Together with representatives from the consumer federations, Industry federations also have a prominent role in case an annual plan needs to be renegotiated or adjusted during a year due to changed circumstances.

Finally, industry federations have a responsibility to make sure that the goods and services that worker councils produce hold a comparable standard and reach the criteria that the industry has set. For example, light bulbs need to meet standards relating to size, quality, electrical current, performance, etc, that are set by the industry.

How many worker federations will there be?

The organisation of workers’ councils into industrial federations is obviously something that a future participatory economy will decide on. However, a possible industry classification of federations could be according to the general function they perform as follows:

(1) agriculture and forestry; (2) extraction of minerals; (3) manufacturing; (4) construction; (5) freight and transport; and (6) services.

Each of these main federations may then be divided into sub-federations in one or more levels based on a more detailed breakdown of the groups of goods and services that the worker councils produce, as well as geography.

How does a workplace gain or lose membership of a federation?

Anyone is free to start up a new enterprise in a participatory economy. However, an important difference to today is that a startup does not apply for a loan from a bank or seek equity from a private investor. There are no banks or stock markets because productive resources are owned by society.

Instead a startup will need to make an application for membership to join their relevant industry federation. The application will involve creating a business plan similar to today, in order to demonstrate to their industry peers their credibility and ability to carry out what they say they will.

If approved by their industry federation they will be granted a set of initial capital, such as equipment or a building, some support setting up if needed, and be granted a license to enter the annual participatory planning procedure along with other workplaces to submit a proposal for access to resources.

A workplace could lose membership of their federation for two reasons:

1) if they are unable to provide a proposal in the annual planning that is making an efficient use of society’s resources, or

2) fails to deliver more social benefits to social costs during the year.

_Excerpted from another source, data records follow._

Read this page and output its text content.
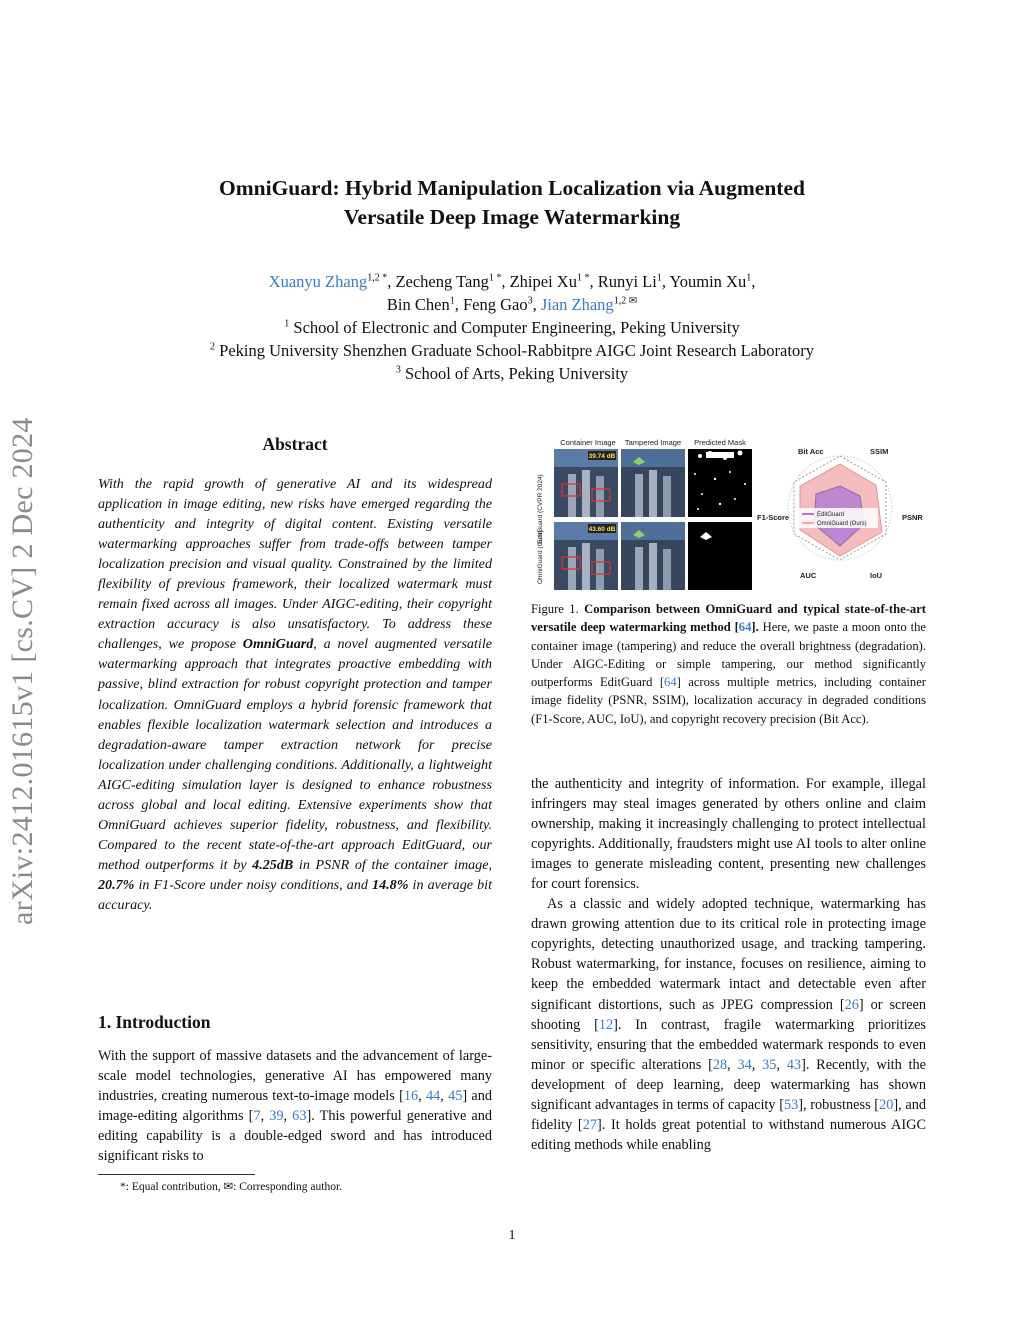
arXiv:2412.01615v1 [cs.CV] 2 Dec 2024
OmniGuard: Hybrid Manipulation Localization via Augmented
Versatile Deep Image Watermarking
Xuanyu Zhang$^{1,2 *}$, Zecheng Tang$^{1 *}$, Zhipei $Xu^{1 *}$, Runyi Li$^1$, Youmin Xu$^1$,
Bin Chen$^1$, Feng Gao$^3$, Jian Zhang$^{1,2 ✉}$
$^1$ School of Electronic and Computer Engineering, Peking University
$^2$ Peking University Shenzhen Graduate School-Rabbitpre AIGC Joint Research Laboratory
$^3$ School of Arts, Peking University
Abstract
With the rapid growth of generative AI and its widespread application in image editing, new risks have emerged regarding the authenticity and integrity of digital content. Existing versatile watermarking approaches suffer from trade-offs between tamper localization precision and visual quality. Constrained by the limited flexibility of previous framework, their localized watermark must remain fixed across all images. Under AIGC-editing, their copyright extraction accuracy is also unsatisfactory. To address these challenges, we propose OmniGuard, a novel augmented versatile watermarking approach that integrates proactive embedding with passive, blind extraction for robust copyright protection and tamper localization. OmniGuard employs a hybrid forensic framework that enables flexible localization watermark selection and introduces a degradation-aware tamper extraction network for precise localization under challenging conditions. Additionally, a lightweight AIGC-editing simulation layer is designed to enhance robustness across global and local editing. Extensive experiments show that OmniGuard achieves superior fidelity, robustness, and flexibility. Compared to the recent state-of-the-art approach EditGuard, our method outperforms it by 4.25dB in PSNR of the container image, 20.7% in F1-Score under noisy conditions, and 14.8% in average bit accuracy.
1. Introduction
With the support of massive datasets and the advancement of large-scale model technologies, generative AI has empowered many industries, creating numerous text-to-image models [16, 44, 45] and image-editing algorithms [7, 39, 63]. This powerful generative and editing capability is a double-edged sword and has introduced significant risks to
*: Equal contribution, ✉: Corresponding author.
1
Container Image Tampered Image Predicted Mask
EditGuard (CVPR 2024)
OmniGuard (Ours)
39.74 dB
43.60 dB
Bit Acc	SSIM
PSNR
IoU
AUC
F1-Score	EditGuard
OmniGuard (Ours)
Figure 1. Comparison between OmniGuard and typical state-of-the-art versatile deep watermarking method [64]. Here, we paste a moon onto the container image (tampering) and reduce the overall brightness (degradation). Under AIGC-Editing or simple tampering, our method significantly outperforms EditGuard [64] across multiple metrics, including container image fidelity (PSNR, SSIM), localization accuracy in degraded conditions (F1-Score, AUC, IoU), and copyright recovery precision (Bit Acc).

the authenticity and integrity of information. For example, illegal infringers may steal images generated by others online and claim ownership, making it increasingly challenging to protect intellectual copyrights. Additionally, fraudsters might use AI tools to alter online images to generate misleading content, presenting new challenges for court forensics.

As a classic and widely adopted technique, watermarking has drawn growing attention due to its critical role in protecting image copyrights, detecting unauthorized usage, and tracking tampering. Robust watermarking, for instance, focuses on resilience, aiming to keep the embedded watermark intact and detectable even after significant distortions, such as JPEG compression [26] or screen shooting [12]. In contrast, fragile watermarking prioritizes sensitivity, ensuring that the embedded watermark responds to even minor or specific alterations [28, 34, 35, 43]. Recently, with the development of deep learning, deep watermarking has shown significant advantages in terms of capacity [53], robustness [20], and fidelity [27]. It holds great potential to withstand numerous AIGC editing methods while enabling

How do we know whether a workplace is making an efficient use of resources? By measuring the total value of the products or goods they make, which we call social benefits, and dividing that by the total value of inputs they use, what we call social costs. Anything below one can be considered inefficient.

Before losing membership of a federation, a workplace will be given an opportunity for support and help by their federation to improve. It may also be that the industry is simply at over capacity through no fault of their own and some workers in the industry will need to be re-trained to join other industries which are increasing in capacity.

Related Real-World Examples
Cooperation Jackson

In Jackson, Mississippi, USA, Cooperation Jackson are building a solidarity economy. The network is made up of: 1) a federation of worker-owned, democratically self-managed cooperative enterprises, 2) a cooperative incubator, 3) a cooperative education and training center, and 4) a cooperative bank.

The National Federation of Labour (CNT)

The National Federation of Labour (CNT) is a Spanish confederation of anarcho-syndicalist labour unions founded in Barcelona. The largest example of self managed workers’ federations was during the spanish revolution 1936-1939. In Catalonia, more than 75% of industry was under worker control.

Korean People’s Association in Manchuria (KPAM)

Korean People’s Association in Manchuria (KPAM) was an autonomous anarchist zone in Manchuria near the Korean borderlands, populated by two million Korean migrants in 1929. The KPAM drew heavily from the economic theories of libertarian socialism and established worker cooperatives, democratic schools and federations of regional councils.